Well, not me. I say the damnedest things and unfortunately, Clare now knows all the words she--and I--should not say.
My mom, however, manages to say the most astonishing things, and their force is undiminished by their (mostly) G-ratedness.
While I'll stand by the last post, there is as you might guess a certain "rest of the story" that goes unreported. And while indeed that was the comment, I missed a great deal of its intent--as if I hadn't known that having a serious convo in a room full of small children enjoying (mostly) themselves very loudly was the sort of absurdity that farces are made of. Anyhow. The good thing is, we finished the truncated convo over the phone a couple days ago, with only poop in the bath and pee on the floor to complicate things.

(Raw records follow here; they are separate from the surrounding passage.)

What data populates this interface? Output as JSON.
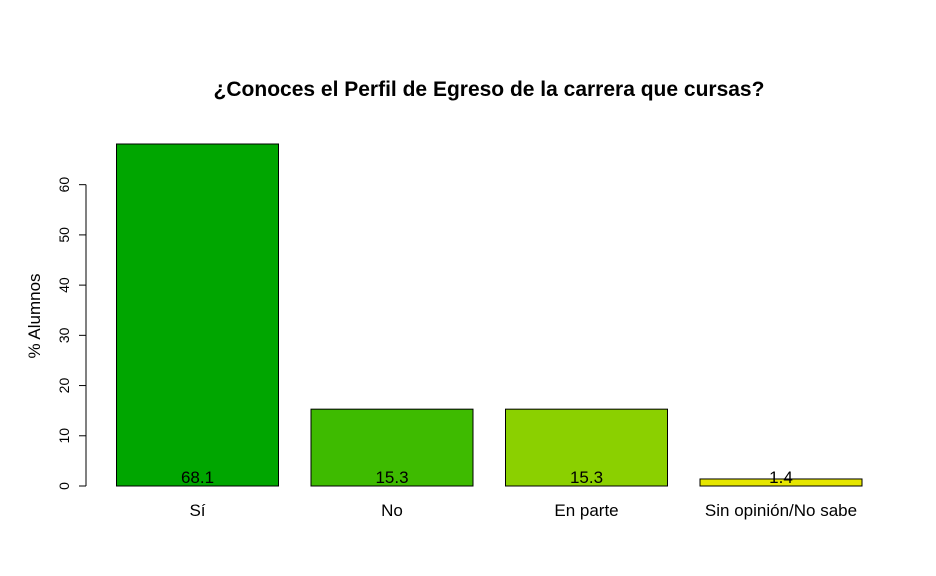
{
  "chart_data": {
    "type": "bar",
    "title": "¿Conoces el Perfil de Egreso de la carrera que cursas?",
    "xlabel": "",
    "ylabel": "% Alumnos",
    "categories": [
      "Sí",
      "No",
      "En parte",
      "Sin opinión/No sabe"
    ],
    "values": [
      68.1,
      15.3,
      15.3,
      1.4
    ],
    "data_labels": [
      "68.1",
      "15.3",
      "15.3",
      "1.4"
    ],
    "colors": [
      "#00A600",
      "#3EBB00",
      "#8BD000",
      "#E6E600"
    ],
    "yticks": [
      0,
      10,
      20,
      30,
      40,
      50,
      60
    ],
    "ylim": [
      0,
      68.1
    ],
    "grid": false,
    "legend": "none"
  }
}
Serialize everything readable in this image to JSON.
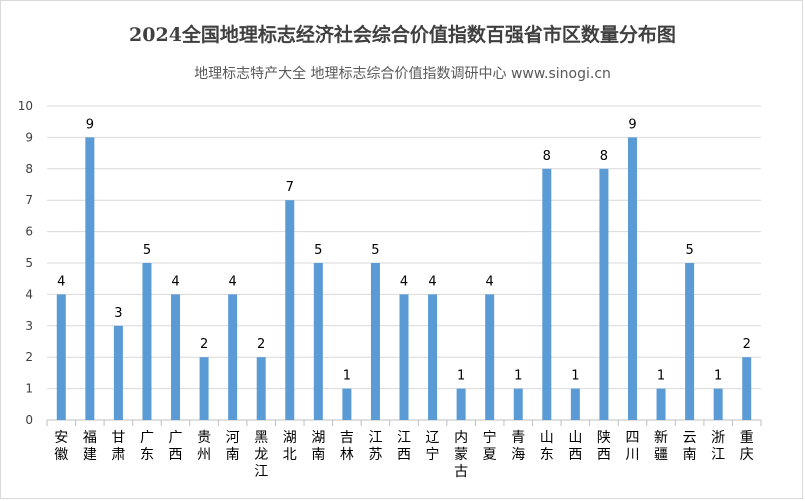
{
  "chart_data": {
    "type": "bar",
    "title": "2024全国地理标志经济社会综合价值指数百强省市区数量分布图",
    "subtitle": "地理标志特产大全 地理标志综合价值指数调研中心 www.sinogi.cn",
    "categories": [
      "安徽",
      "福建",
      "甘肃",
      "广东",
      "广西",
      "贵州",
      "河南",
      "黑龙江",
      "湖北",
      "湖南",
      "吉林",
      "江苏",
      "江西",
      "辽宁",
      "内蒙古",
      "宁夏",
      "青海",
      "山东",
      "山西",
      "陕西",
      "四川",
      "新疆",
      "云南",
      "浙江",
      "重庆"
    ],
    "values": [
      4,
      9,
      3,
      5,
      4,
      2,
      4,
      2,
      7,
      5,
      1,
      5,
      4,
      4,
      1,
      4,
      1,
      8,
      1,
      8,
      9,
      1,
      5,
      1,
      2
    ],
    "xlabel": "",
    "ylabel": "",
    "ylim": [
      0,
      10
    ],
    "yticks": [
      0,
      1,
      2,
      3,
      4,
      5,
      6,
      7,
      8,
      9,
      10
    ],
    "grid": true,
    "bar_color": "#5b9bd5",
    "grid_color": "#d9d9d9"
  }
}
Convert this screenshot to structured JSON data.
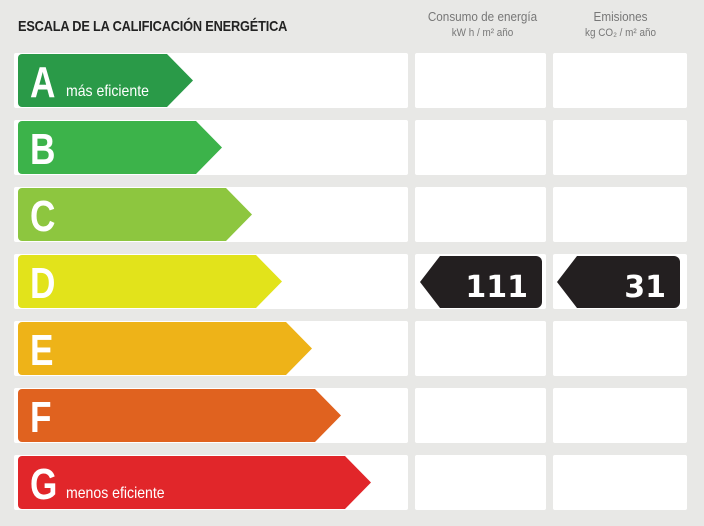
{
  "title": "ESCALA DE LA CALIFICACIÓN ENERGÉTICA",
  "columns": [
    {
      "label": "Consumo de energía",
      "unit": "kW h / m² año"
    },
    {
      "label": "Emisiones",
      "unit": "kg CO₂ / m² año"
    }
  ],
  "ratings": [
    {
      "letter": "A",
      "note": "más eficiente",
      "color": "#2a9a48"
    },
    {
      "letter": "B",
      "note": "",
      "color": "#3cb34a"
    },
    {
      "letter": "C",
      "note": "",
      "color": "#8dc63f"
    },
    {
      "letter": "D",
      "note": "",
      "color": "#e2e31b"
    },
    {
      "letter": "E",
      "note": "",
      "color": "#eeb318"
    },
    {
      "letter": "F",
      "note": "",
      "color": "#e0621f"
    },
    {
      "letter": "G",
      "note": "menos eficiente",
      "color": "#e1262a"
    }
  ],
  "result": {
    "rating": "D",
    "consumption": "111",
    "emissions": "31"
  }
}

So, though my mom is blessed (so she says) without giving a damn, sorry, darn, what anyone who might read this blog thinks about her, she was a bit peeved to come off as June Cleaver. Which she is not.
And that is true, and in the impossibly long version if the previous post (now deleted and only recoverable for those with supergeek skills), I had a long paragraph reflecting on what it is I learned from my mom as she negotiated these matters herself.
And what I learned was that, like me, my mom believes that being a good parent to your children is your most important priority, and at the same time, is a woman of intellect and drive and vision that she requires a context larger than the four walls of her own house to operate in. When my mom began, after her years as SAHM with the three of us, her professional life in education, I watched her work hard, receive professional recognition, and enjoy seeing that what she did was significant in people's lives. She's still doing that. My mom is one of those teachers that grown people with their own kids walk up to and say, "do you remember me?"
I didn't have June Cleaver as a mom. I had someone a damn, er, darn sight better.
Even if she does say the darnedest things sometimes.